Planning the deployment of resources at key points in a digital change project is key to mitigating risks. This will mean thinking about who in an organisation has the skills needed to manage and facilitate a digital project as well as about the incentives that change and maintain the evolution of digital projects. Acquiring the needed resources is easier with a good track record for undertaking large-scale digital change.
Case studies invested in their people, equipping them to support technological change and motivating them to take the challenges seriously. This also supported taking transformation further, with the goal of continuous improvement. Evaluation is key to recognising success and failure and understanding the truly complex changes that digital technology brings.
From the case study sites
Taking digital change forward
Digital change shares many similarities with other forms of clinical change, but it is also uniquely adaptive, taking a technical problem and layering it with cultural complexity. Case study sites in our report show that the challenges of digital change in health and social care can be overcome from a wide range of starting points.
As the sector moves towards integrated care, organisations that provide care will need to share information with more clinicians across more care settings. Implementing large-scale digital change and removing the need to move paper copies of records around a care system is an important step on that path. Digital change will gain momentum and legitimacy by being locally led. Current national policy has been somewhat supportive of local goals, but it needs to ensure that it continues to allow digital initiatives to bloom from the ground up.

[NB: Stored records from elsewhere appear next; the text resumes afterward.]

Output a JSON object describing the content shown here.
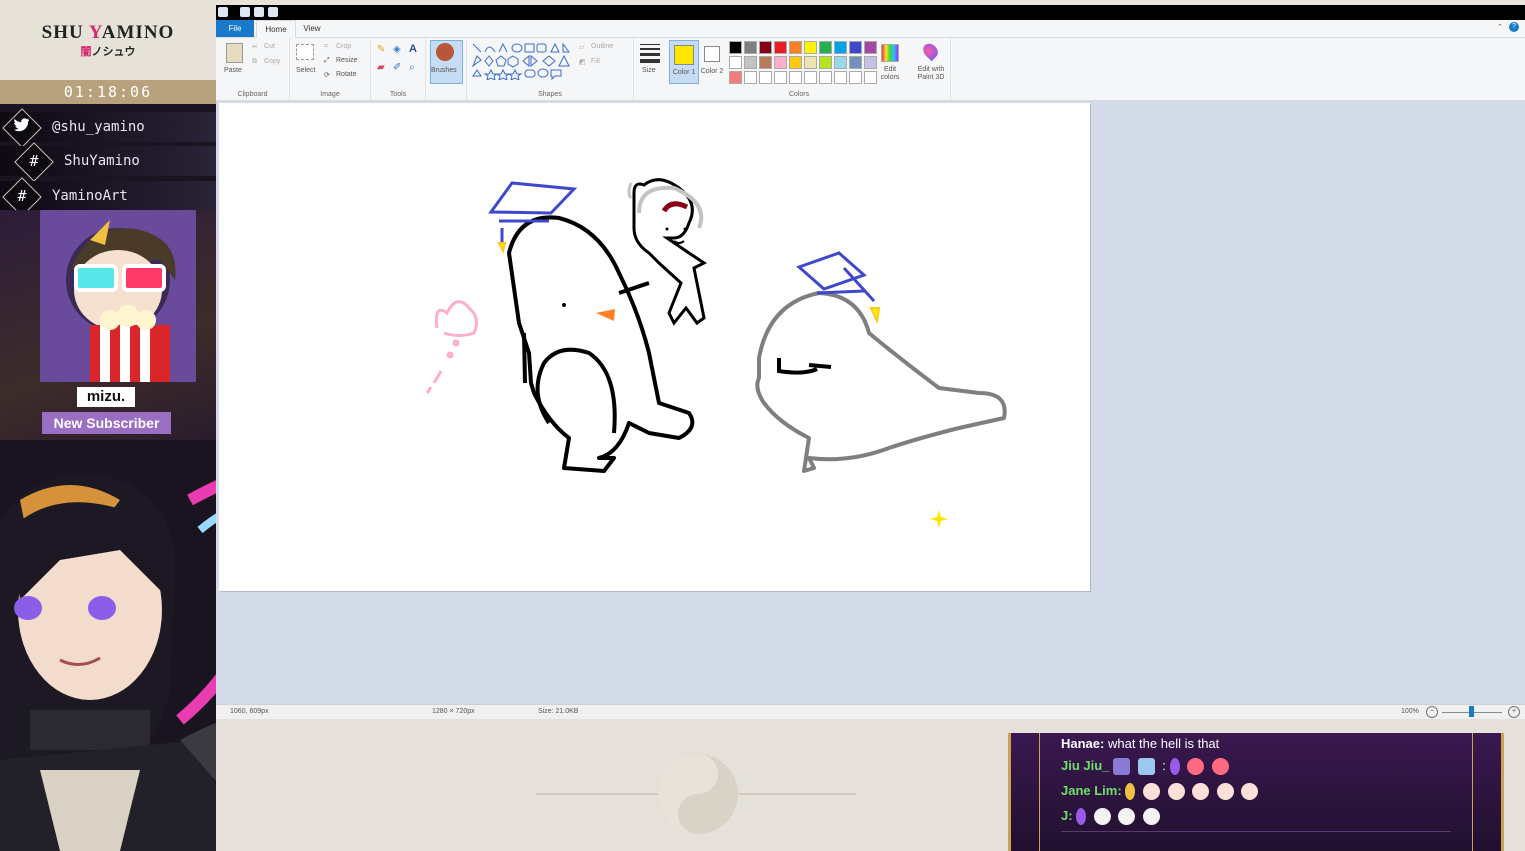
{
  "stream": {
    "channel_title_first": "SHU ",
    "channel_title_y": "Y",
    "channel_title_rest": "AMINO",
    "channel_subtitle_red": "闇",
    "channel_subtitle_rest": "ノシュウ",
    "timer": "01:18:06",
    "socials": [
      {
        "glyph": "twitter-icon",
        "text": "@shu_yamino"
      },
      {
        "glyph": "hash-icon",
        "text": "ShuYamino"
      },
      {
        "glyph": "hash-icon",
        "text": "YaminoArt"
      }
    ],
    "alert": {
      "name": "mizu.",
      "label": "New Subscriber"
    }
  },
  "paint": {
    "menu": {
      "file": "File",
      "home": "Home",
      "view": "View"
    },
    "ribbon": {
      "clipboard": {
        "paste": "Paste",
        "cut": "Cut",
        "copy": "Copy",
        "label": "Clipboard"
      },
      "image": {
        "select": "Select",
        "crop": "Crop",
        "resize": "Resize",
        "rotate": "Rotate",
        "label": "Image"
      },
      "tools": {
        "label": "Tools"
      },
      "brushes": {
        "label": "Brushes"
      },
      "shapes": {
        "outline": "Outline",
        "fill": "Fill",
        "label": "Shapes"
      },
      "size": {
        "label": "Size"
      },
      "color1": {
        "label": "Color 1",
        "value": "#ffe600"
      },
      "color2": {
        "label": "Color 2",
        "value": "#ffffff"
      },
      "colors": {
        "label": "Colors",
        "row1": [
          "#000000",
          "#7f7f7f",
          "#880015",
          "#ed1c24",
          "#ff7f27",
          "#fff200",
          "#22b14c",
          "#00a2e8",
          "#3f48cc",
          "#a349a4"
        ],
        "row2": [
          "#ffffff",
          "#c3c3c3",
          "#b97a57",
          "#ffaec9",
          "#ffc90e",
          "#efe4b0",
          "#b5e61d",
          "#99d9ea",
          "#7092be",
          "#c8bfe7"
        ],
        "row3": [
          "#f57b7b",
          "#ffffff",
          "#ffffff",
          "#ffffff",
          "#ffffff",
          "#ffffff",
          "#ffffff",
          "#ffffff",
          "#ffffff",
          "#ffffff"
        ]
      },
      "edit_colors": "Edit colors",
      "edit_3d": "Edit with Paint 3D"
    },
    "status": {
      "cursor": "1060, 609px",
      "dimensions": "1280 × 720px",
      "size": "Size: 21.0KB",
      "zoom": "100%"
    }
  },
  "chat": [
    {
      "user": "Hanae:",
      "user_color": "#ffffff",
      "message": "what the hell is that"
    },
    {
      "user": "Jiu Jiu_",
      "user_color": "#6ee06a",
      "message": ""
    },
    {
      "user": "Jane Lim:",
      "user_color": "#6ee06a",
      "message": ""
    },
    {
      "user": "J:",
      "user_color": "#6ee06a",
      "message": ""
    }
  ]
}
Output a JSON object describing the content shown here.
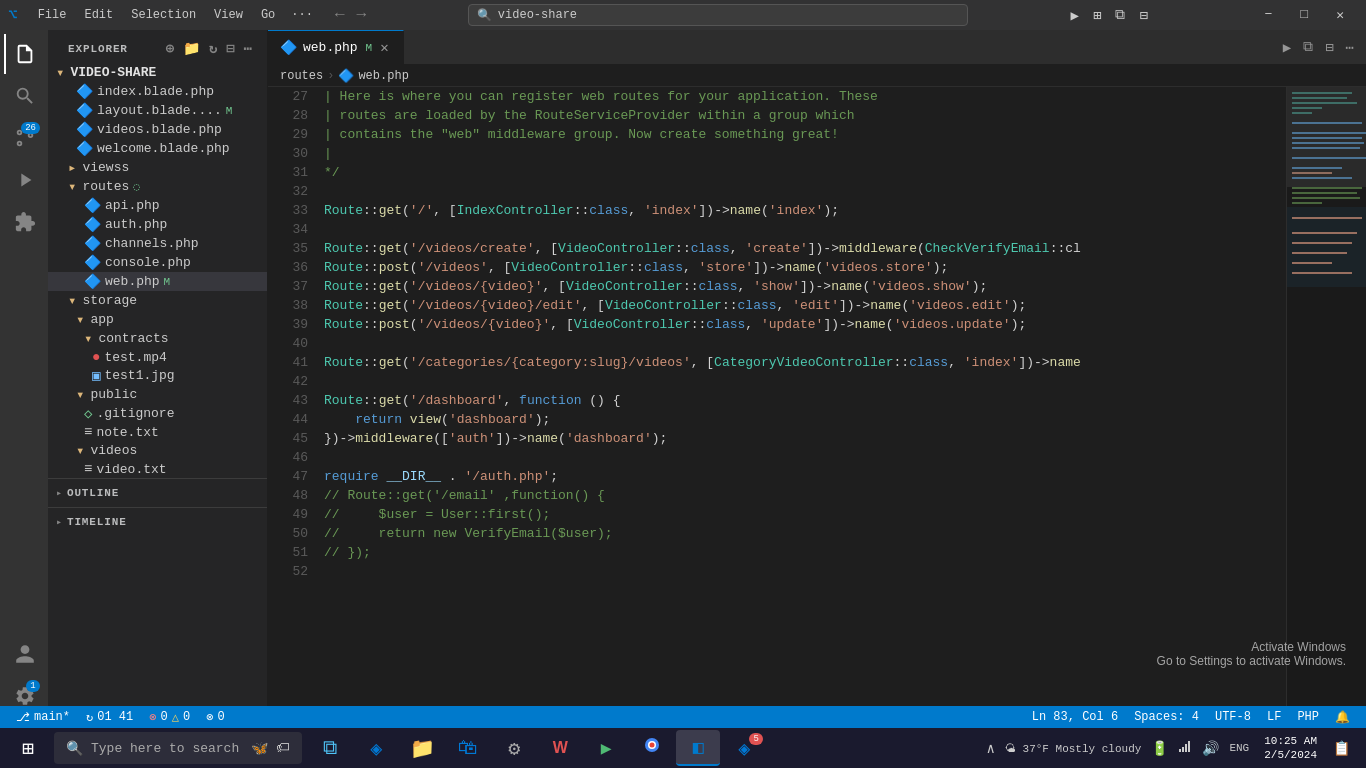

To start a digital journey, local organisations and areas should:
- build a group of clinicians and managers who are interested in exploring new health technologies and who meet regularly to identify clinical problems and the technologies that could solve them
- use this group to identify a wider group of users who can be involved in the design process as early as possible and are a source of potential leaders for change
- give tasks to people who are interested and able to undertake them rather than letting role or organisational affiliation stand in the way of matching the right people with the right task
- choose external partners that will be able to provide both change management and technical support
- plan realistically for the peaks and troughs in a digital change process, recognizing that digital change demands flexibility. This will involve a balanced approach to resourcing, investing in cultural change to ensure that implementation goes as smoothly as possible.